Thursday, April 12, 2007

Fragile X protein as an mRNA stabilizer   posted by amnestic @ 4/12/2007 09:33:00 PM

Fragile X mental retardation is a very common mental disability resulting from reduced expression of a protein called fragile X mental retardation protein (FMRP). The most obvious difference in Fragile X brains is that the receiving end of most excitatory synaptic input, dendritic spines, are misshapen. They look thin and immature rather than mushroom-y or stubby. FMRP has been shown in recent times to regulate the expression of other proteins at the translational level. It can bind different mRNAs and interfere with their ability to be translated into proteins.

PSD-95 (Post-Synaptic Density-95) is a central organizing protein in the architecture of synapses. It contains several protein-protein interaction domains, allowing it to serve as a scaffold in dendritic spines. Of particular interest is its ability to regulate a dendritic spine's excitability by clustering glutamate receptors in the post-synaptic density. Check the figure below. It can hook up the major excitatory neurotransmitter receptors to the NMDA receptor (heavily implicated in learning), and it can hook these both up to the actin cytoskeleton which determines the whole shape of the spine/synapse.
There is a new paper in Nature Neuroscience showing that FMRP binds to PSD-95 mRNA and that binding increases the stability of PSD-95 mRNA. The first reason this is novel is because normally FMRP regulates RNAs by keeping them away from the protein synthesis machinery, but in this case it is keeping the RNA away form degradation. Another novel aspect is that FMRP appears to bind in between to AU-rich elements (AREs) in the PSD-95 mRNA, connecting it to a larger literature regarding AREs and mRNA degradation. This paper does not show experiments showing that these AREs target PSD-95 mRNA for decay, but it leaves open the possibility. The idea would be then that FMRP binds the mRNA and blocks binding of proteins that would like to grab the RNA and drag it off to be degraded.

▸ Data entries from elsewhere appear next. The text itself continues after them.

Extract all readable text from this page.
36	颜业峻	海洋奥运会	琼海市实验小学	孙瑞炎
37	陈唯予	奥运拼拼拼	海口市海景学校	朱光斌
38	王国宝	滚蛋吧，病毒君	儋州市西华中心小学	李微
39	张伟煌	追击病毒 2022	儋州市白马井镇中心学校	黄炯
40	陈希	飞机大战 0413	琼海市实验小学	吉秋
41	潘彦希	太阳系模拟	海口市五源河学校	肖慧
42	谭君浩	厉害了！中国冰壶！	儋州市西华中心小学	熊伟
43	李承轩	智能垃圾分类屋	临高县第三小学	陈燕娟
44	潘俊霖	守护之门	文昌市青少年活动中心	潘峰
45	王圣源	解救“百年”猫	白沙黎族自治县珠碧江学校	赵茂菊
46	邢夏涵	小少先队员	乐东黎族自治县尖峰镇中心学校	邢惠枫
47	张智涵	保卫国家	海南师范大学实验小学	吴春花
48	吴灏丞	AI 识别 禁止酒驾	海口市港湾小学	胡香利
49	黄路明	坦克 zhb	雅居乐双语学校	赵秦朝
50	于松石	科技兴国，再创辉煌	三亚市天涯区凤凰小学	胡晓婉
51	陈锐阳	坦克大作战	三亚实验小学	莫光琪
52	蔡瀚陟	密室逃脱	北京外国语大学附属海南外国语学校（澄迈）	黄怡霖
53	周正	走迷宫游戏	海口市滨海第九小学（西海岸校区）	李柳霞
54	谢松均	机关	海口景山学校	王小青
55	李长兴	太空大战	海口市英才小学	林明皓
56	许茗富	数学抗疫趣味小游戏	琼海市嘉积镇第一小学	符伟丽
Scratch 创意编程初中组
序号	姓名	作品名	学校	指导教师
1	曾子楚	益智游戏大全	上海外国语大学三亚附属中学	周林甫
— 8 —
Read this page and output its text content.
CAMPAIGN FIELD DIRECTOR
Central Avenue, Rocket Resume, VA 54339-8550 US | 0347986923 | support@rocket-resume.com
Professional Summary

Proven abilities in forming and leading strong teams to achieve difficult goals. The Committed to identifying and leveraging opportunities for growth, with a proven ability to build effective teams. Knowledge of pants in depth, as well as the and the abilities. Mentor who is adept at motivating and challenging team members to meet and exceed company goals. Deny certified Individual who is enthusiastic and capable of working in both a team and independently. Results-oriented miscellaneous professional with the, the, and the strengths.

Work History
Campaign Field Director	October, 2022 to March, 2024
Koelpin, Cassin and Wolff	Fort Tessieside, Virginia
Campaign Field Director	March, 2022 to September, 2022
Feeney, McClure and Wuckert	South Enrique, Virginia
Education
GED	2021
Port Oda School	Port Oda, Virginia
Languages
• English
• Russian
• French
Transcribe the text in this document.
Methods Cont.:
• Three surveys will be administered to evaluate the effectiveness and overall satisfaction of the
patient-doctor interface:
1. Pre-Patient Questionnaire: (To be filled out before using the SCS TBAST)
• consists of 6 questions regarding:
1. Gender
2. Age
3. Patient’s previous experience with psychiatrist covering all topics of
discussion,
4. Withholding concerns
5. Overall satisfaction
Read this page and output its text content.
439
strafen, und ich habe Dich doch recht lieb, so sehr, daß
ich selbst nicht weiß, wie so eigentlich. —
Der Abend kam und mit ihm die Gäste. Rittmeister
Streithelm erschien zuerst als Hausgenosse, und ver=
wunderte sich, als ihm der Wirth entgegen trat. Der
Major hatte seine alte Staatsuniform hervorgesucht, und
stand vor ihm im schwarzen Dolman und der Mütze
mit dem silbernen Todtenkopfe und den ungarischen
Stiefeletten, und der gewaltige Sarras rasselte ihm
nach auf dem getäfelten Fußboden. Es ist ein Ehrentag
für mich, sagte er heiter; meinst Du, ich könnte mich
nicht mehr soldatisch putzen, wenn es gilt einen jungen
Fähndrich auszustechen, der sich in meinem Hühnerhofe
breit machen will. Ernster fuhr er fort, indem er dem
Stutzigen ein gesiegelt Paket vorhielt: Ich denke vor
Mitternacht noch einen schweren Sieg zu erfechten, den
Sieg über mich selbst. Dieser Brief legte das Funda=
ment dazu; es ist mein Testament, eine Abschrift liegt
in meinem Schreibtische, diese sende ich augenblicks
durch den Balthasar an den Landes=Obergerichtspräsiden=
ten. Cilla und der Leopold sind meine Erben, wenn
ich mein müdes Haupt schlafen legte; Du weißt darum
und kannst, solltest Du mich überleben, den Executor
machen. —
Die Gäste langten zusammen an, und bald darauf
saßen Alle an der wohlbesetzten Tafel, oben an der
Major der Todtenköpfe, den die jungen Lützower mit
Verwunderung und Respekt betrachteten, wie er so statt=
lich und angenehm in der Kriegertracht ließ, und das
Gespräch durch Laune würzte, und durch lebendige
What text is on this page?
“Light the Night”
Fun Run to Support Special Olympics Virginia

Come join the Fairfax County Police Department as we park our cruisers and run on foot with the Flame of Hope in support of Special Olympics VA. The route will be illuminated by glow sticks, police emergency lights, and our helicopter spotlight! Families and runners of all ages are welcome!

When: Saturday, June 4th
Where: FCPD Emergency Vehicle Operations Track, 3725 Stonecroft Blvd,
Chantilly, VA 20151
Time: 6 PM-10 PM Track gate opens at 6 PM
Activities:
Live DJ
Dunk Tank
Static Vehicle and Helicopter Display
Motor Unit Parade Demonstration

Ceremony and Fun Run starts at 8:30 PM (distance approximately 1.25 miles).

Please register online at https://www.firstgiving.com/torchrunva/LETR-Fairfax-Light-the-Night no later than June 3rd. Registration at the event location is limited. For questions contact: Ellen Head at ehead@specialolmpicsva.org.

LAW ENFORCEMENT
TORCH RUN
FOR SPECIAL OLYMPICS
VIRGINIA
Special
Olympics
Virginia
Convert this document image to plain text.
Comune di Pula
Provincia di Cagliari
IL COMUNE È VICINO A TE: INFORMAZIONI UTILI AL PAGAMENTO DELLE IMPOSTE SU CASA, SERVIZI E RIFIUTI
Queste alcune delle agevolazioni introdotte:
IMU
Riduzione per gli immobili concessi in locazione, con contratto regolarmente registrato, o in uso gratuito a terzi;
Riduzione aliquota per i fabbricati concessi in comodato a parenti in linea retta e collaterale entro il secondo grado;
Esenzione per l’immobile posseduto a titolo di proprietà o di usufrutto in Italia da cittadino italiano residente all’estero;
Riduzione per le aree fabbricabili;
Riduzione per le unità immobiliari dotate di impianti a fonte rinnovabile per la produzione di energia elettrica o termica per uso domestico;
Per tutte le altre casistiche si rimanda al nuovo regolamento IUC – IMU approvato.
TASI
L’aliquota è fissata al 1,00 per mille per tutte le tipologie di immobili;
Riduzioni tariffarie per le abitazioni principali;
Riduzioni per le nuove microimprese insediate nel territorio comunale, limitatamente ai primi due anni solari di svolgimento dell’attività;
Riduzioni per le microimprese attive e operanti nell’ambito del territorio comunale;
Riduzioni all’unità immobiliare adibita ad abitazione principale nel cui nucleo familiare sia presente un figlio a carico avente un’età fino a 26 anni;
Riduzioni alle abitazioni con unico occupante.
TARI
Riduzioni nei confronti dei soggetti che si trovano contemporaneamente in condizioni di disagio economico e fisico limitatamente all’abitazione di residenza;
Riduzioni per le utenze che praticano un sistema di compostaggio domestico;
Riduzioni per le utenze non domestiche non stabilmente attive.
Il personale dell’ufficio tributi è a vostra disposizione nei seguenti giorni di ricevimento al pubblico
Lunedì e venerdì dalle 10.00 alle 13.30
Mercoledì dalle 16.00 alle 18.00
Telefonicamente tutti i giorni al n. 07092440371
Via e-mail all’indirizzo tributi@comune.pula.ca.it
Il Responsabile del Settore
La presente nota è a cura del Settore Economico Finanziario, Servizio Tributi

I have only read the paper once, but here is a figure that is bothering me:

They are showing that PSD-95 protein levels are reduced in FMRP knockout mice, ostensibly because FMRP is no longer stabilizing the mRNA so we get less protein. It appears from looking at the graph and the western blot that they are using eIF4E as a loading control (i.e. they are normalizing the PSD-95 protein levels to the eIF4E levels), but as far as I know this is very unconventional. Conventionally, something like tubulin or actin would be used as a loading control. I'm sure some reviewer wiser than me got a reasonable explanation, but I'd be willing to believe that eIF4E levels could be affected by loss of FMRP. Look at the cerebellum data. It looks weird, right?